The automated approach to web page translation is fine if you are prepared to take the reputation and business risk associated with it.

The collaborative human approach as noted is also not without its issues.

The possibly more costly but most effective way is using experts – a must for any business serious about global marketing.

I guess I can sympathize with those wishing for ‘professional translators’ to do this work for pay; but that’s just not the reality (not least of all because FB doesn’t generate a profit). This method seems like a logical extension of the method by which people interpret ‘captchas’ generated from scanned material that the OCR software can’t translate accurately. Thus two jobs (one, a secure log in procedure; and two, a way to ‘crowdsource’ translation of scanned text) can be done with one process.

(typos corrected):
This is just another in the recent spate of gigo translators
(garbage in, garbage out) Google translation is the same,
just build a big hash table of ’sure’ translations of fixed
sentences, those will ”translate” (i.e. map exactly),
As for phrases with no matching hash key:
GIGO! There will be no useful machine translation until
there is AI.

Semantics = meaning. When amateurs approach translation tasks with the same gusto as text messaging, sooner or later ‘R U ready’ for the results? I am one worried Professor — try grading papers of the under 21-generation…..

responding to Steven:
There is a vast difference between being an expert in law, or accounting vs. being fluent in a given language. The whole point of this technology is to tap into the vast resource of multi-lingual internet users that can, for fun and with minimal effort translate web content into other languages. This is something that can be one by anyone with language fluency and doesnt necessarily require advanced degrees. Certainly there is a risk of human error, but agurably this human error will be MUCH lower than machine error due to voting capabilities built into the software.

Instead of a binary approach to translation, Facebook’s approach may be more useful in modifying machine translated text. Machine translations are extremely accurate at the phrase level. At 12 word sentences they begin to lose their way especially in Languages with different grammatic structures such as Japanese. Couple that with the Japanese predilection to writing 50 word sentences and you have randomized meanings. I have developed a Japanese English translator that maps the grammar reasonably well so that it maintains its meaning. However the translation does not result in smooth flowing English text. I think Facebook’s approach can add the finishing touch to the translation.

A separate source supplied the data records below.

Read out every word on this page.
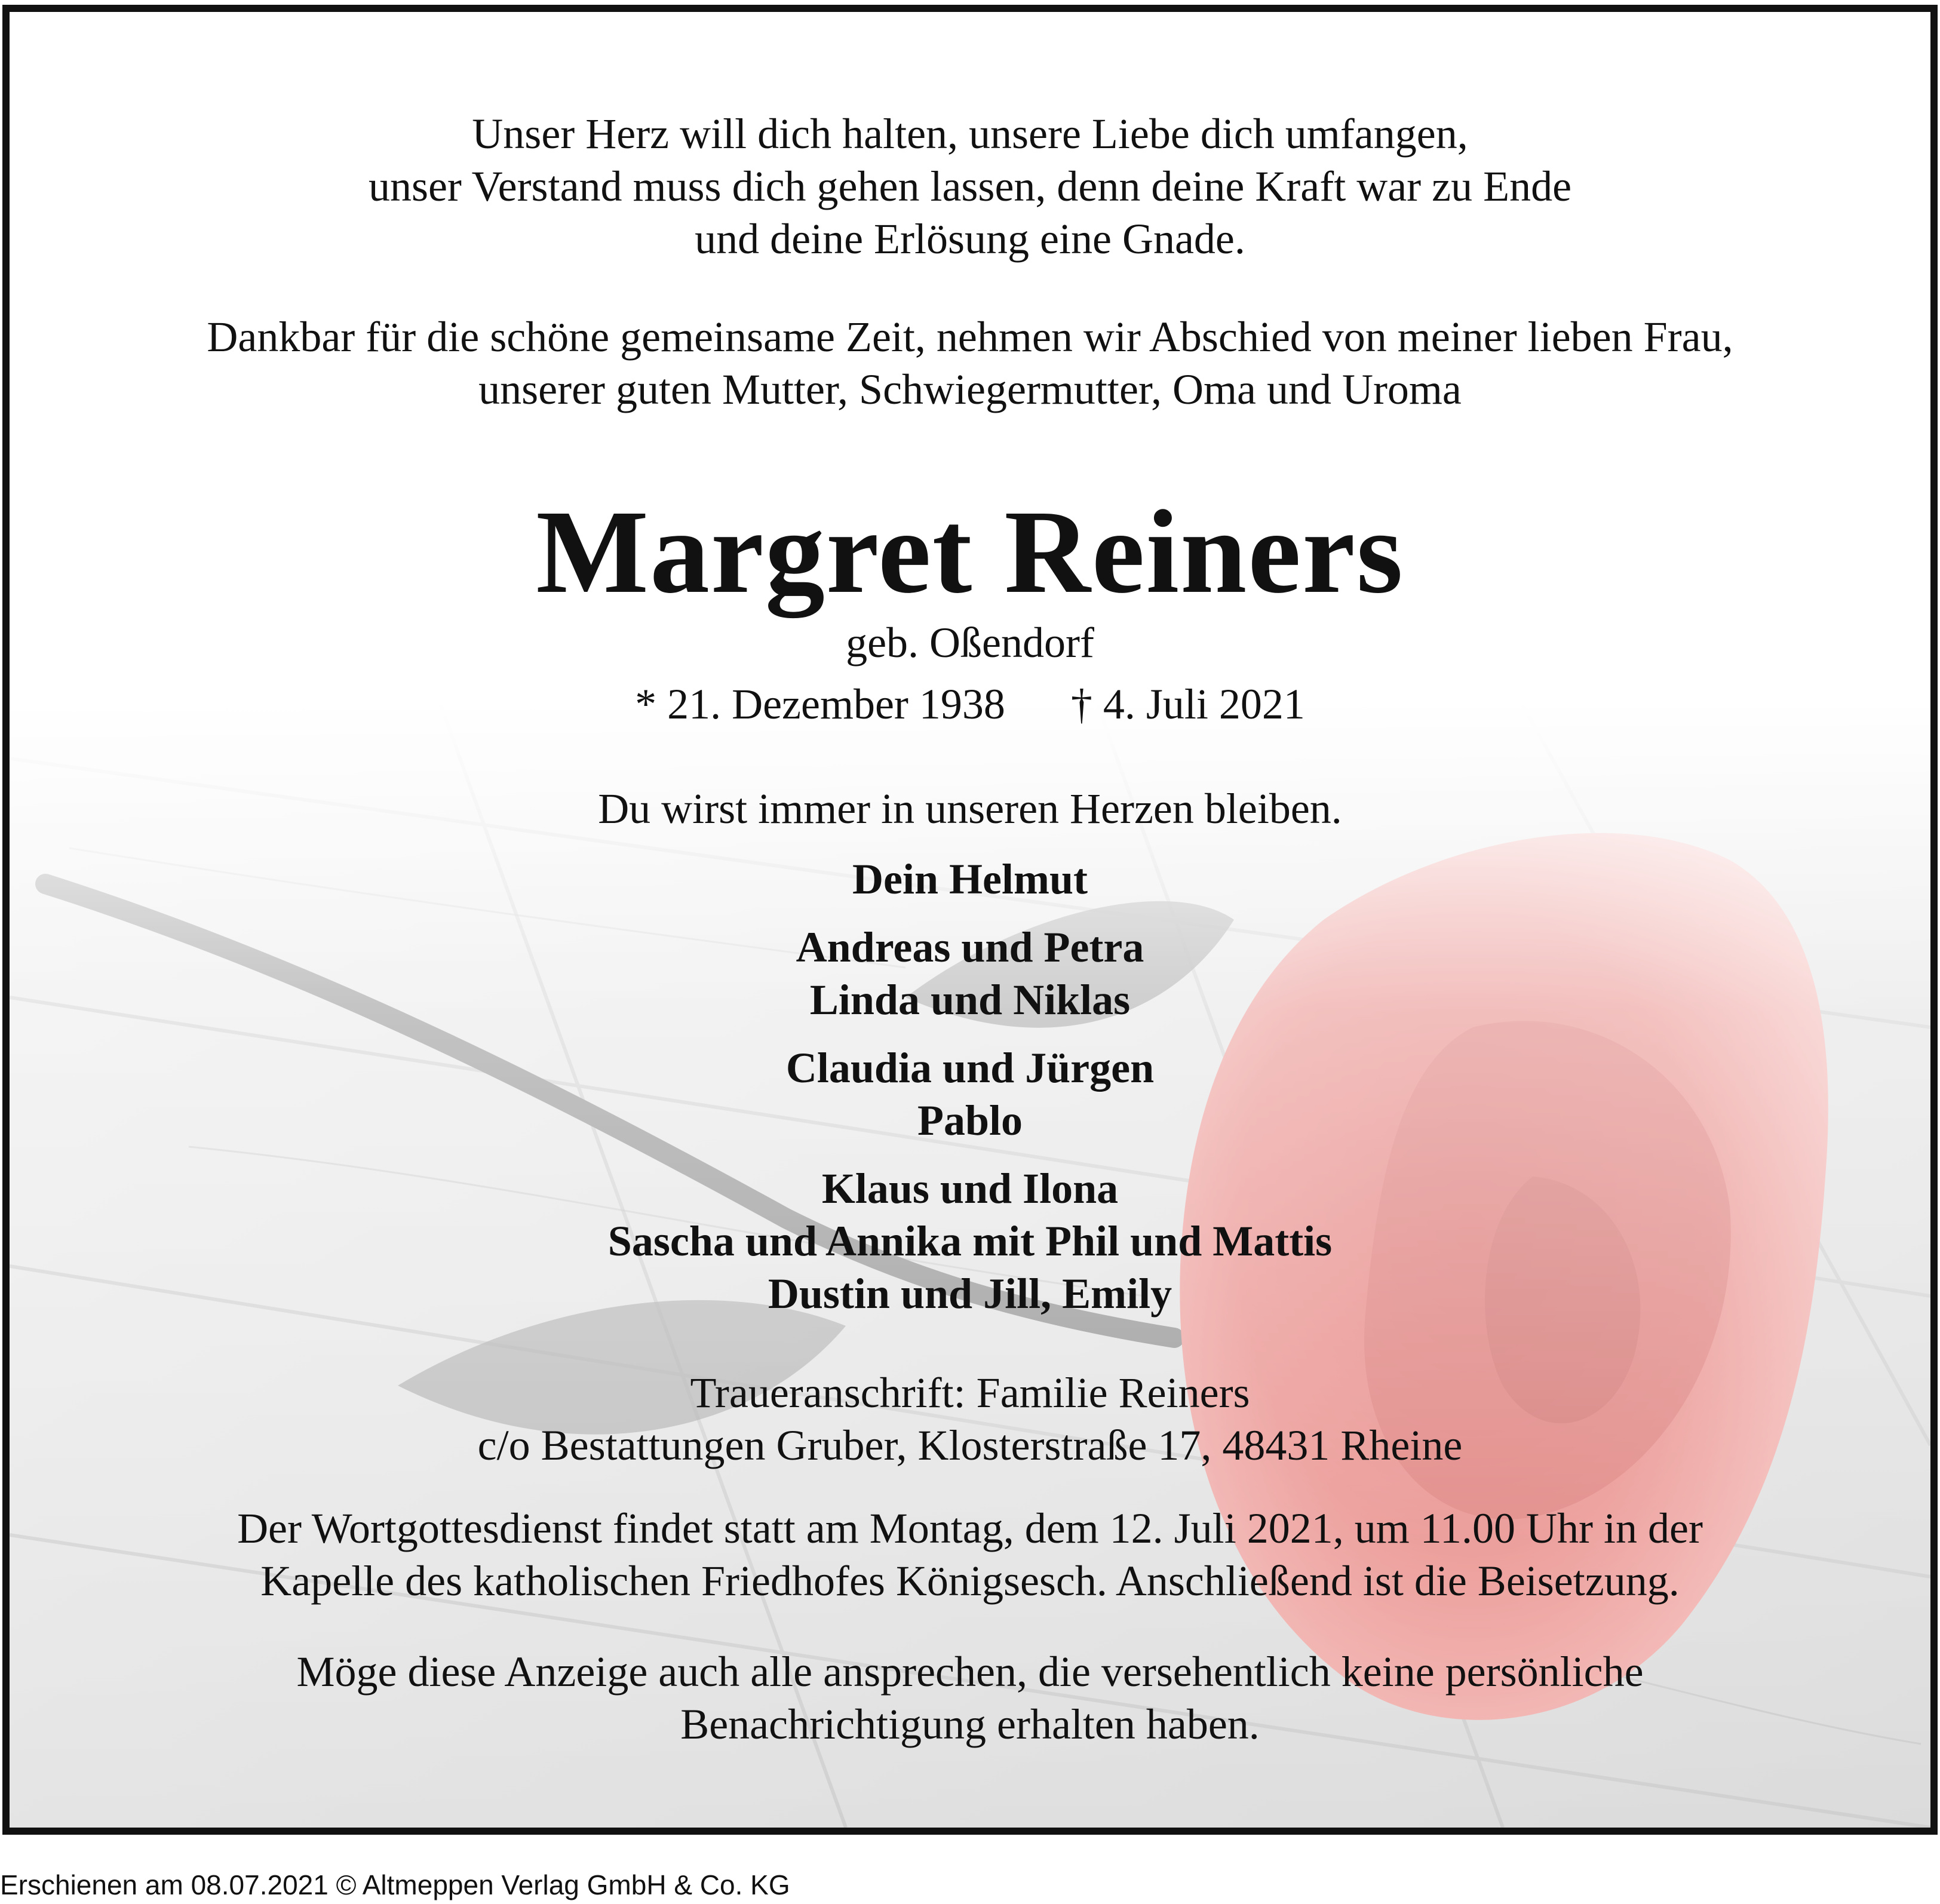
Unser Herz will dich halten, unsere Liebe dich umfangen,
unser Verstand muss dich gehen lassen, denn deine Kraft war zu Ende
und deine Erlösung eine Gnade.
Dankbar für die schöne gemeinsame Zeit, nehmen wir Abschied von meiner lieben Frau,
unserer guten Mutter, Schwiegermutter, Oma und Uroma
Margret Reiners
geb. Oßendorf
* 21. Dezember 1938 † 4. Juli 2021
Du wirst immer in unseren Herzen bleiben.
Dein Helmut
Andreas und Petra
Linda und Niklas
Claudia und Jürgen
Pablo
Klaus und Ilona
Sascha und Annika mit Phil und Mattis
Dustin und Jill, Emily
Traueranschrift: Familie Reiners
c/o Bestattungen Gruber, Klosterstraße 17, 48431 Rheine
Der Wortgottesdienst findet statt am Montag, dem 12. Juli 2021, um 11.00 Uhr in der
Kapelle des katholischen Friedhofes Königsesch. Anschließend ist die Beisetzung.
Möge diese Anzeige auch alle ansprechen, die versehentlich keine persönliche
Benachrichtigung erhalten haben.
Erschienen am 08.07.2021 © Altmeppen Verlag GmbH & Co. KG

To see Google’s translation efforts you need to dig down to the Translator Toolbox. It is much more in depth than the Facebook UI tweeks you are showing and was quietly released in August
//translate.google.com/toolkit

As usual Google will use the work of the cream of contributors to build its in house capacity…. crowd-sourcing top translations. It includes:

– A full *professional* parallel text translation system with Glossaries and Memories
– Submit alternative translations to improve Google’s current version
– Full GoogleDocs-style collaboration and sharing

R3

No matter how many translations are performed, the best translation is going to be a measure from the source text to the translated text. I very much doubt that the best translation quality will be based on a comparison of both the original (source) and translation itself. It’s more likely that users will assess the final translation’s flow and readability rather than the art form of doing as little as possible to dilute the original intended meaning, once translated. It’s why I believe that professional translators will never be replaceable.